You should also be aware that inflation and the growth in gross domestic product can affect decisions regarding current interest rates. The Bank of Canada has a range for inflation around 2% -3%. Inflation rates above this level usually mean that you can expect interest rates to rise. The range for growth in gross domestic product can be higher. If the growth starts to reach above 5% you can also expect the bank to raise interest rates.
Low Mortgage Interest Rates
There are a number of different factors that every consumer should know before getting a mortgage. Your credit rating, income and to loan to value ratio are the three most important factors that affect interest rates. Our brokers can help you decide whether you should have a variable, fixed, open or closed mortgage. Call or email an application for a free quote on your mortgage.

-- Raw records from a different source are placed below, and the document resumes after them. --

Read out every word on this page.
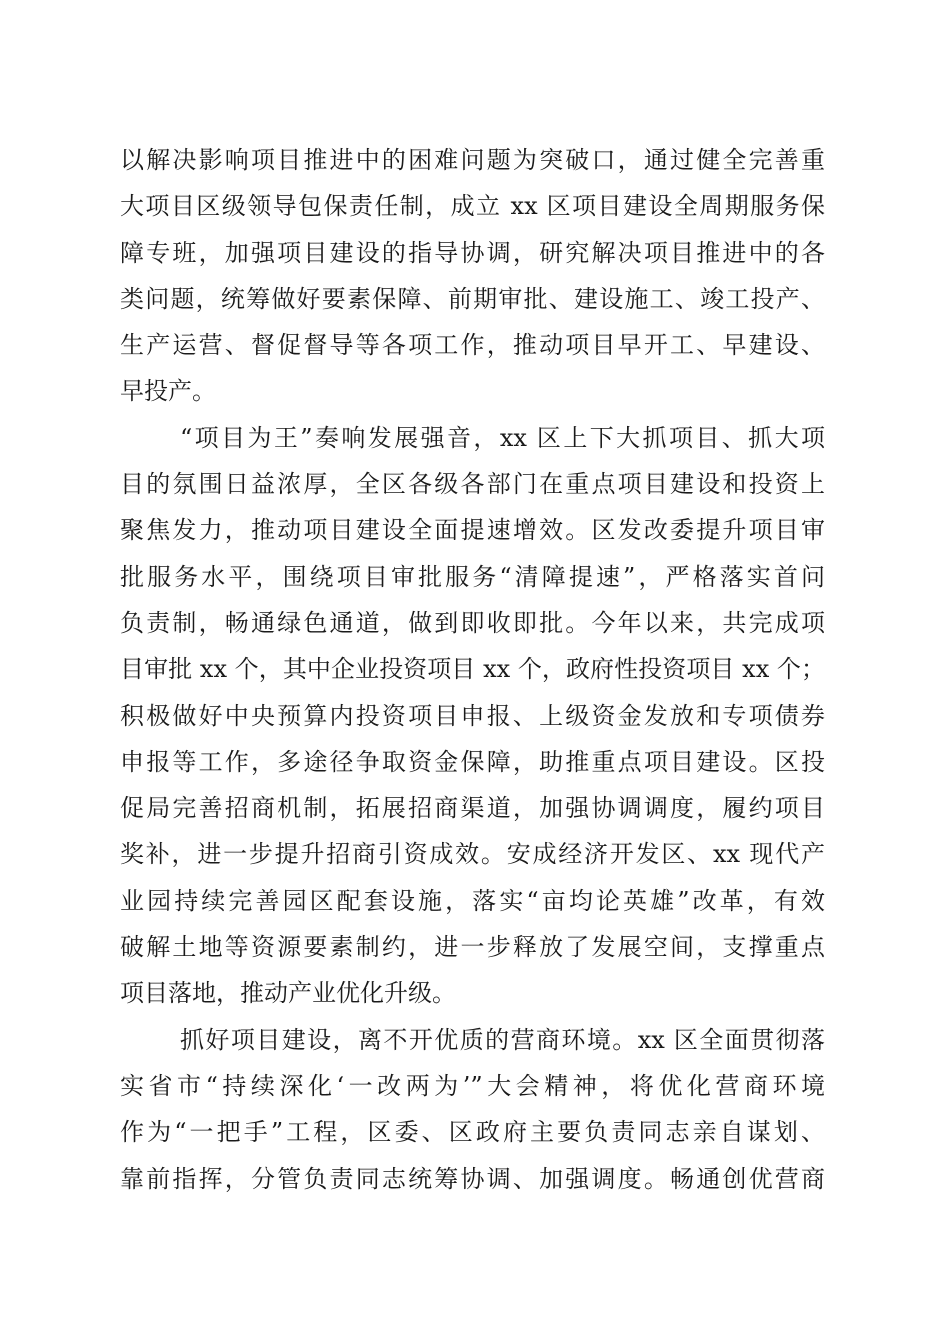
以解决影响项目推进中的困难问题为突破口，通过健全完善重
大项目区级领导包保责任制，成立 xx 区项目建设全周期服务保
障专班，加强项目建设的指导协调，研究解决项目推进中的各
类问题，统筹做好要素保障、前期审批、建设施工、竣工投产、
生产运营、督促督导等各项工作，推动项目早开工、早建设、
早投产。
“项目为王”奏响发展强音，xx 区上下大抓项目、抓大项
目的氛围日益浓厚，全区各级各部门在重点项目建设和投资上
聚焦发力，推动项目建设全面提速增效。区发改委提升项目审
批服务水平，围绕项目审批服务“清障提速”，严格落实首问
负责制，畅通绿色通道，做到即收即批。今年以来，共完成项
目审批 xx 个，其中企业投资项目 xx 个，政府性投资项目 xx 个；
积极做好中央预算内投资项目申报、上级资金发放和专项债券
申报等工作，多途径争取资金保障，助推重点项目建设。区投
促局完善招商机制，拓展招商渠道，加强协调调度，履约项目
奖补，进一步提升招商引资成效。安成经济开发区、xx 现代产
业园持续完善园区配套设施，落实“亩均论英雄”改革，有效
破解土地等资源要素制约，进一步释放了发展空间，支撑重点
项目落地，推动产业优化升级。
抓好项目建设，离不开优质的营商环境。xx 区全面贯彻落
实省市“持续深化‘一改两为’”大会精神，将优化营商环境
作为“一把手”工程，区委、区政府主要负责同志亲自谋划、
靠前指挥，分管负责同志统筹协调、加强调度。畅通创优营商
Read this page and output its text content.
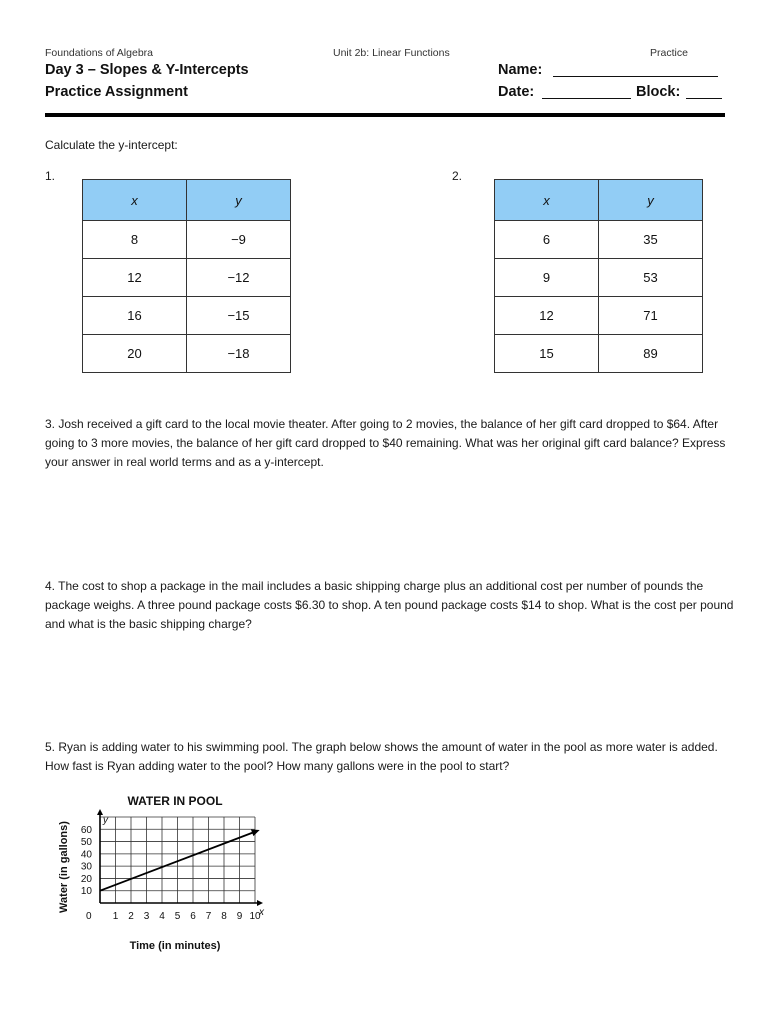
Foundations of Algebra	Unit 2b: Linear Functions	Practice
Day 3 – Slopes & Y-Intercepts
Practice Assignment
Name:
Date:	Block:
Calculate the y-intercept:
1.
x	y
8	−9
12	−12
16	−15
20	−18
2.
x	y
6	35
9	53
12	71
15	89
3. Josh received a gift card to the local movie theater. After going to 2 movies, the balance of her gift card dropped to $64. After going to 3 more movies, the balance of her gift card dropped to $40 remaining. What was her original gift card balance? Express your answer in real world terms and as a y-intercept.
4. The cost to shop a package in the mail includes a basic shipping charge plus an additional cost per number of pounds the package weighs. A three pound package costs $6.30 to shop. A ten pound package costs $14 to shop. What is the cost per pound and what is the basic shipping charge?
5. Ryan is adding water to his swimming pool. The graph below shows the amount of water in the pool as more water is added. How fast is Ryan adding water to the pool? How many gallons were in the pool to start?
WATER IN POOL
Water (in gallons)
Time (in minutes)
1 2 3 4 5 6 7 8 9 10
10
20
30
40
50
60
0	x
y
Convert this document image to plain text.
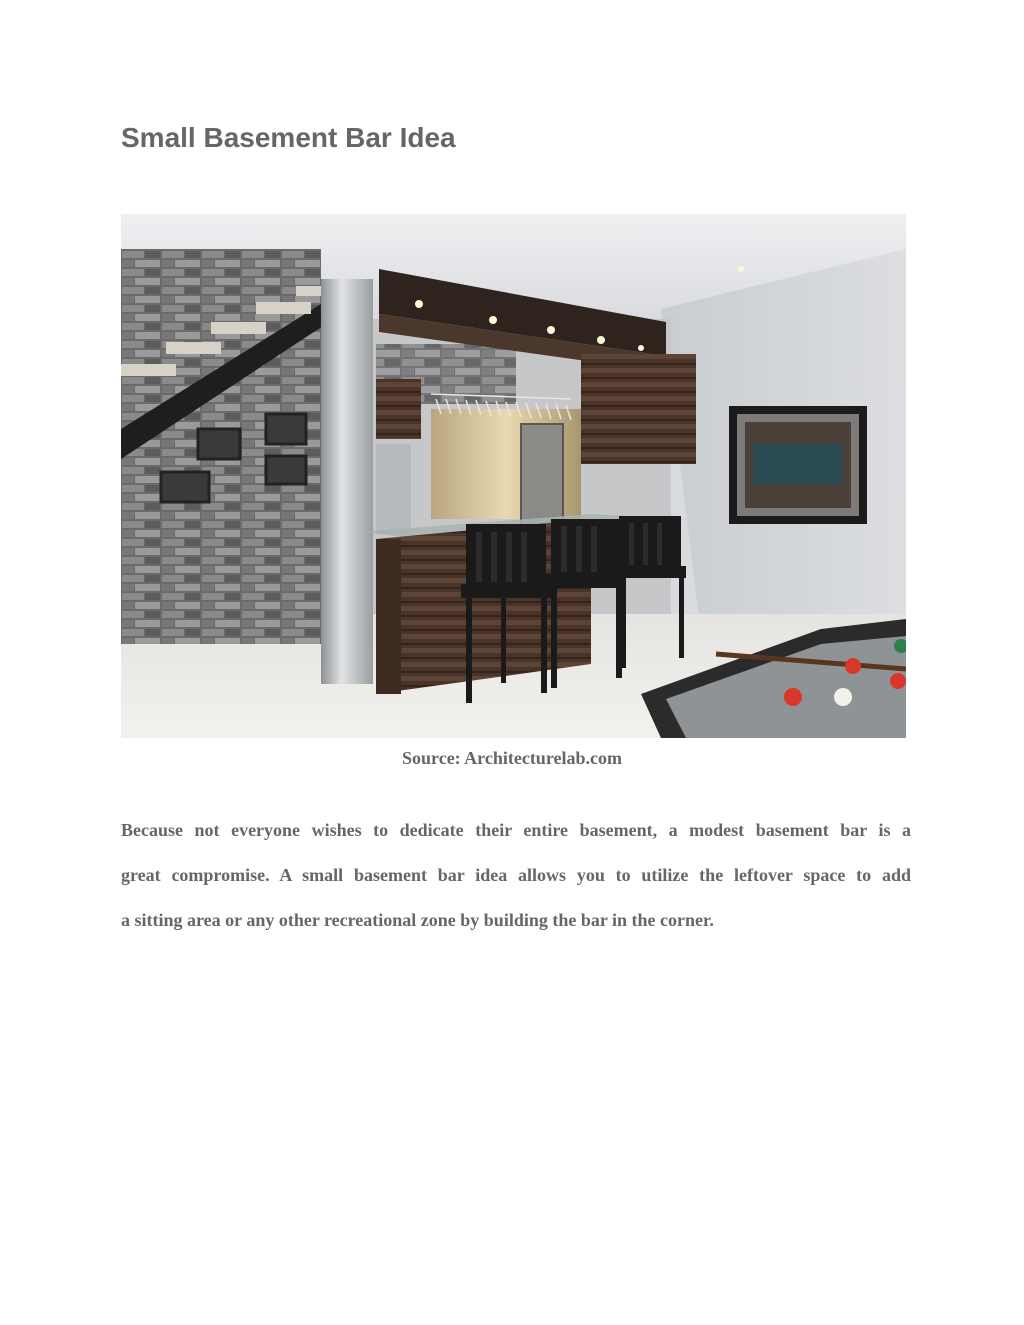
Small Basement Bar Idea
Source: Architecturelab.com

Because not everyone wishes to dedicate their entire basement, a modest basement bar is a
great compromise. A small basement bar idea allows you to utilize the leftover space to add
a sitting area or any other recreational zone by building the bar in the corner.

A Loan-to-Value ratio for a property is equal to all mortgages on a property divided by the appraisal value of the property. If you own a home worth $1,000,000 and get a new first mortgage for $750,000 then your LTV ratio is 75% (i.e., 750,000/1,000,000)
Most banks and other A-Tier Lenders can loan up to 95% LTV provided that the borrower has a good income and credit score. Most non-bank lenders can lend up to 75% LTV but can overlook income and credit issues.
To get an idea of how low mortgage rates Ontario will be in the future, you should refer to a number of different sources. First listen to what the Bank of Canada thinks the short or long term interest rates will be. At the present time they have stated that they do not foresee the present low mortgage rates Ontario moving up till 2014. This is a signal that variable rates might be the best option for most Canadians. The borrower can get a low rate open variable mortgage that can be converted to a fixed mortgage at some point in the future. In this case the borrower can save money with the lower variable interest and still have the option to lock into a fixed mortgage.
Low mortgage rates in Canada are also affected by economic activity inside and outside of Canada. You should pay closer attention to the economic activity within the country. If the economy is starting to pick up across the country and unemployment levels are starting to fall then the central bank may feel that the economy can withstand higher interest rates.
You should also be aware that inflation and the growth in gross domestic product can affect current interest rates. The Bank of Canada has a range for inflation around 2% -3%. If inflation goes above this range you can expect interest rates to rise. The range for growth in gross domestic product can be higher but if the growth starts to reach above 5% you can also expect the bank to raise interest rates.